Agentes de endemia concentram os trabalhos nas regiões com maior incidência de infestação de focos doAedes aegypti.Foto: A. Frota
A Prefeitura de Dourados, por meio da Secretaria Municipal de Saúde, divulgou nesta terça-feira (07) o mais recente relatório epidemiológico sobre a chikungunya, apontando um cenário de avanço da doença no município. Até a Semana Epidemiológica 10, foram registradas 3.971 notificações, sendo 2.859 casos prováveis, 1.442 confirmados, 1.973 em investigação e 556 descartados. A taxa de positividade chegou a 72%, índice considerado extremamente elevado e indicativo de intensa circulação viral.

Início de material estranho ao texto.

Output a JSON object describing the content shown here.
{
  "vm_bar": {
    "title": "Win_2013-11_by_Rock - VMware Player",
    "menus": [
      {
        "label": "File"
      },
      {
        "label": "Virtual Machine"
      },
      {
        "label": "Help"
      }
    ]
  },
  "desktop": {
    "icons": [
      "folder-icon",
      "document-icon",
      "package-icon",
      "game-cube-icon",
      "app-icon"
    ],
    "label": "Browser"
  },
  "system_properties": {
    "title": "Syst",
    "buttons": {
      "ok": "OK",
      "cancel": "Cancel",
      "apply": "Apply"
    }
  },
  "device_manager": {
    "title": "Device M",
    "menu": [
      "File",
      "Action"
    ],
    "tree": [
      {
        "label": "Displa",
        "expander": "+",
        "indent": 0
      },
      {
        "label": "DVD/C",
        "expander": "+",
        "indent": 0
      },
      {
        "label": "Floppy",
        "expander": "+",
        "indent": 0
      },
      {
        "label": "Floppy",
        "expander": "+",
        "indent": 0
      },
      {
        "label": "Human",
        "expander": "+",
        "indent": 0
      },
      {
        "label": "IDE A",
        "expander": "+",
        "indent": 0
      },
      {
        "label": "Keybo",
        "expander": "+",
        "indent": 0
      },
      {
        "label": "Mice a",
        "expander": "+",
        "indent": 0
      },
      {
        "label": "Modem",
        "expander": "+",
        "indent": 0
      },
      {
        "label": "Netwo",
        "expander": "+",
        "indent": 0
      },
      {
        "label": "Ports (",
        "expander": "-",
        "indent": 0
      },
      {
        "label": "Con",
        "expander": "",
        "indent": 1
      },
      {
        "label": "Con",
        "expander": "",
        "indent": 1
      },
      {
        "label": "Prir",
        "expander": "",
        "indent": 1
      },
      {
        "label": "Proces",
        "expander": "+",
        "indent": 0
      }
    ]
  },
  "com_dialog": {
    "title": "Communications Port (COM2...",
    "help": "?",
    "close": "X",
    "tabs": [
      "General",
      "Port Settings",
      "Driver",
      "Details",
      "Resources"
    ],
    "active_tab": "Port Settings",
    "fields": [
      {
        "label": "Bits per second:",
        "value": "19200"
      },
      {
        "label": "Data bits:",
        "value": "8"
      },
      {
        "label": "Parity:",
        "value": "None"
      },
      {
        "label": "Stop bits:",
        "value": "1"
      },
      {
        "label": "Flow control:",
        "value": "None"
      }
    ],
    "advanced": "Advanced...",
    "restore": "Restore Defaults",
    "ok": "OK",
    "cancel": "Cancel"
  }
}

A análise temporal mostra que a epidemia ainda está em curso. Embora haja indícios de queda nas semanas mais recentes, os dados podem sofrer influência de atraso nas notificações. Outro fator de preocupação é a pressão sobre os serviços de saúde, pois a UPA – Unidade de Pronto Atendimento, registra média de 451 atendimentos diários, com aumento significativo desde o dia 23 de março. Atualmente, 40 pacientes estão internados em hospitais do município com suspeita ou confirmação da doença.
A distribuição dos casos por unidades de saúde evidencia maior concentração em algumas regiões. Destaque para a Unidade Básica de Saúde da Aldeia Bororó I, com 582 notificações, seguido pelo posto do Jóquei Clube, com 256 casos, e pela unidade Seleta, com 189 registros. Também apresentam números expressivos as unidades do Parque das Nações II (72), Maracanã (66) e Parque do Lago II (75), indicando maior incidência em bairros populosos e áreas específicas do município.
O relatório também confirma 5 óbitos por chikungunya, todos da Reserva Indígena, além de 3 mortes em investigação, sendo dois indígenas. A população indígena segue como a mais impactada, concentrando 1.697 casos prováveis e 1.153 confirmados, além de 2.088 notificações e 237 atendimentos hospitalares. Segundo a Secretaria de Saúde, apesar da predominância inicial nas aldeias, a doença já avança para toda a área urbana.
Diante do cenário, o município reforça que a situação é de emergência em saúde pública, com sobrecarga nos atendimentos da atenção básica e hospitalar. A Prefeitura intensifica ações de vigilância, combate ao mosquito transmissor e atendimento à população, além de alertar para a importância da eliminação de criadouros e busca por atendimento ao surgimento dos sintomas.